Ashley Bohrer is an activist and nonviolent direct action trainer. Bohrer also serves as assistant professor of gender and peace studies at the Kroc Institute for International Peace Studies.

Nate Cohen is an activist, street medic and theatre artist. Cohen has worked as an organizer with communities around the country.

For this session, AMBS partnered with the Kroc Institute for International Peace Studies at the University of Notre Dame in South Bend, Indiana.

Oct. 21: Isaac S. Villegas and Melissa Florer-Bixler

Isaac S. Villegas serves as the pastor of Chapel Hill Mennonite Fellowship and is the president-elect of the NC Council of Churches.
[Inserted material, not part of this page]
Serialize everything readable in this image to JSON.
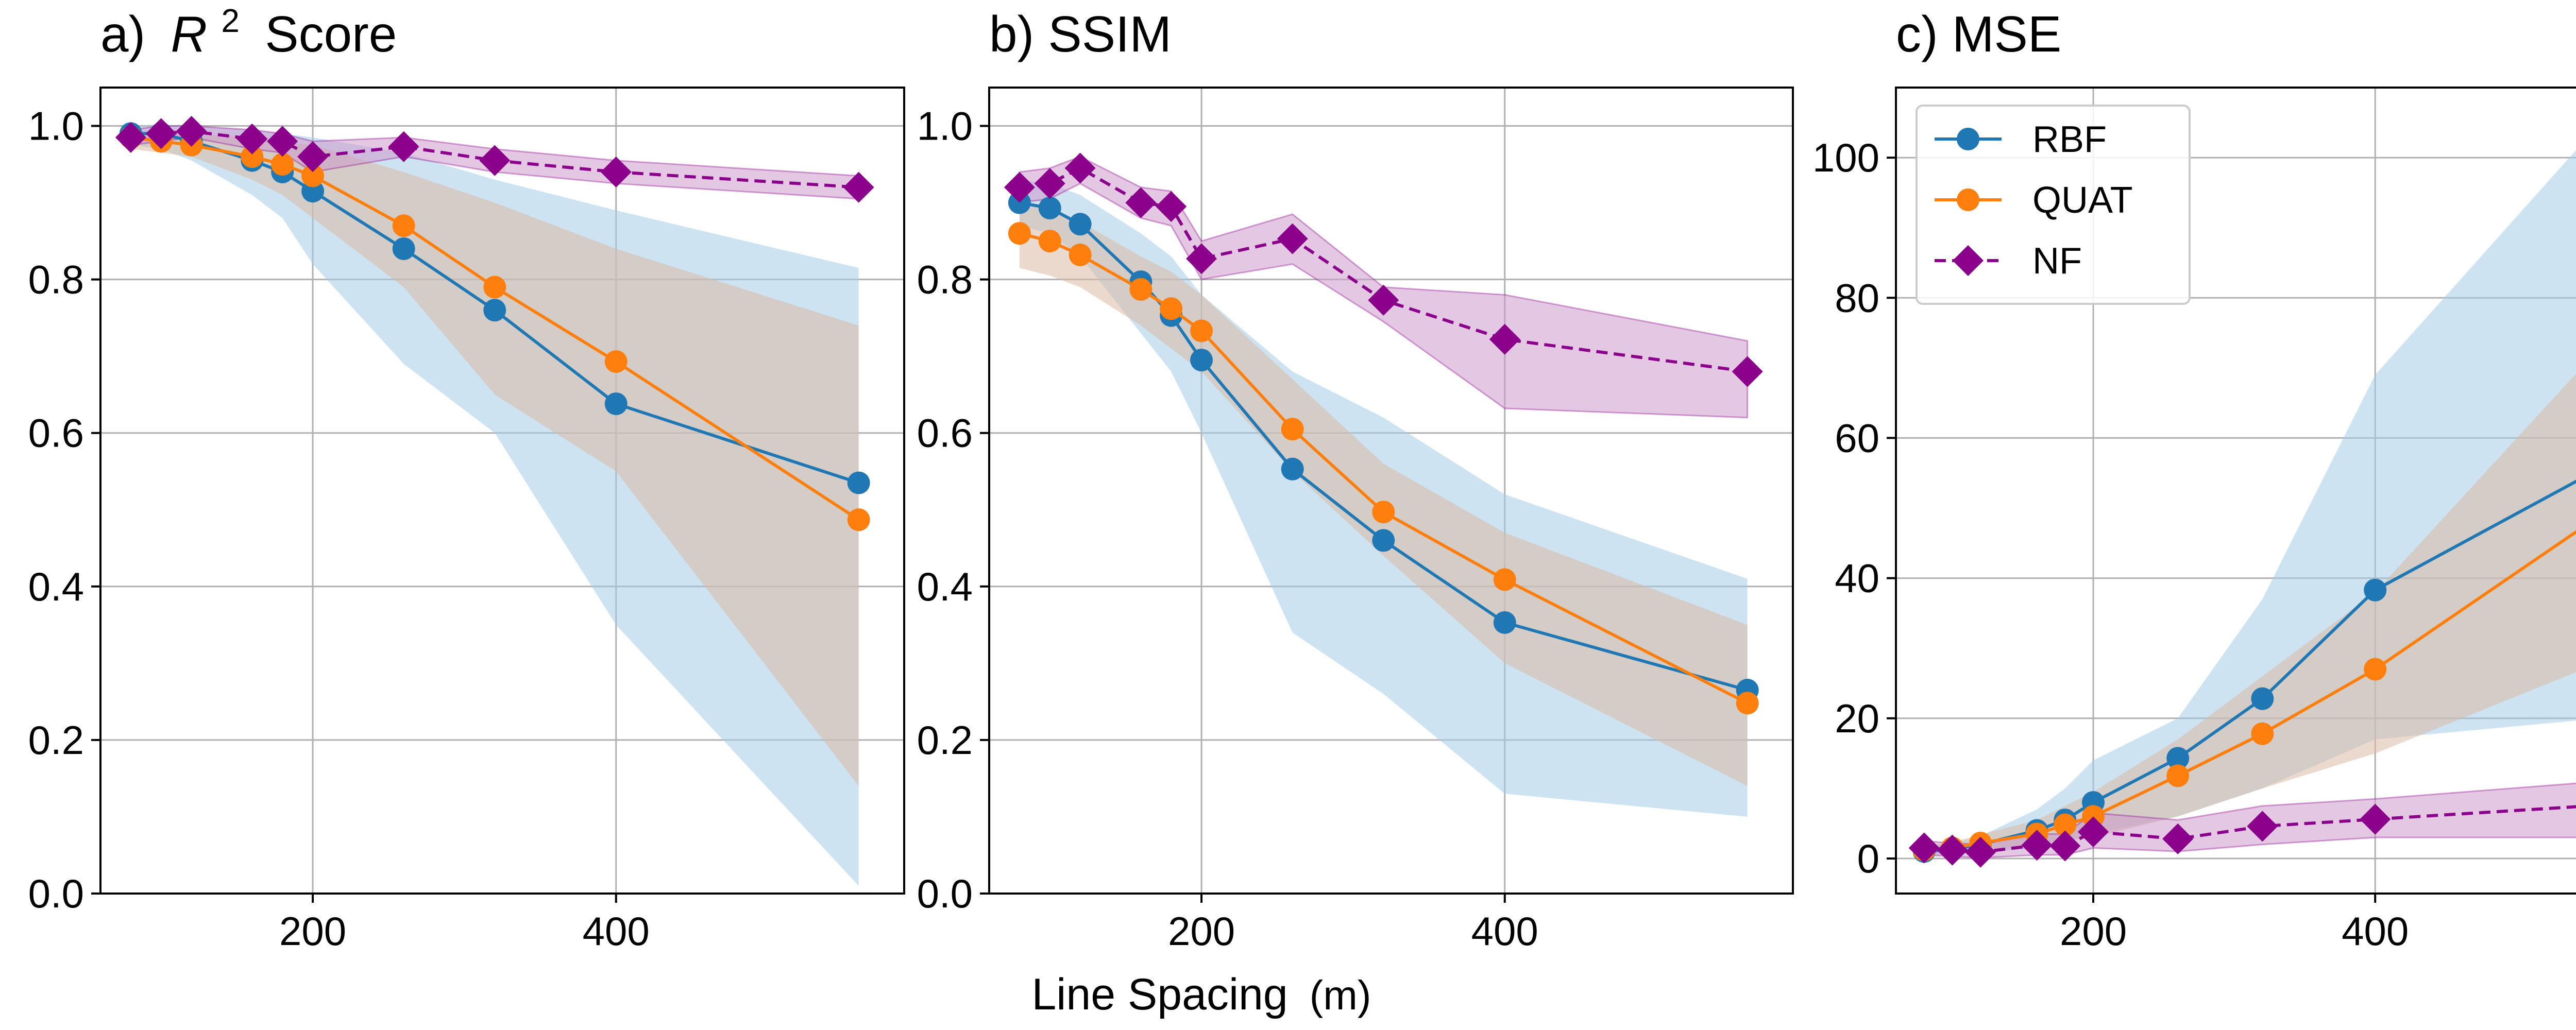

He is a columnist for The Christian Century magazine and Anabaptist World magazine. The Associated Church Press presented him with their first place Award of Excellence for theological writing in 2018 and an Award of Merit in 2019.

Session Topic: The witness of Jesus has inspired Mennonite Christians to develop an ethics of nonviolence, which has been a tradition that has sustained the spiritual life of congregational members who have resisted conscription into violence on behalf of the state. While this tradition has focused on what churches allow or disallow within their membership, Isaac will explore how a commitment to peace should involve a politics of anti-violence in society as our devotion to love neighbors as ourselves.

Melissa Florer-Bixler is the pastor of Raleigh Mennonite Church. She serves as the chair of L’Arche North Carolina and on the steering committee for Women in Leadership for Mennonite Church USA, and she writes for Sojourners magazine, Christian Century, The Bias, Anabaptist World, and Geez Magazine. Her book Fire By Night: Finding God in the Pages of the Old Testament was published in 2019. Her new book about how to have enemies will be available in July 2021.

Session Topic: For pacifist Christians, the terrain of enmity is complex. We hold a commitment to love our enemies alongside the promise of God to send the rich away empty and to save us from the hands of those who hate us. How are individuals both participants in and victims of systemic oppression? We’ll explore the importance of identifying enemies for our participation in the reign of God.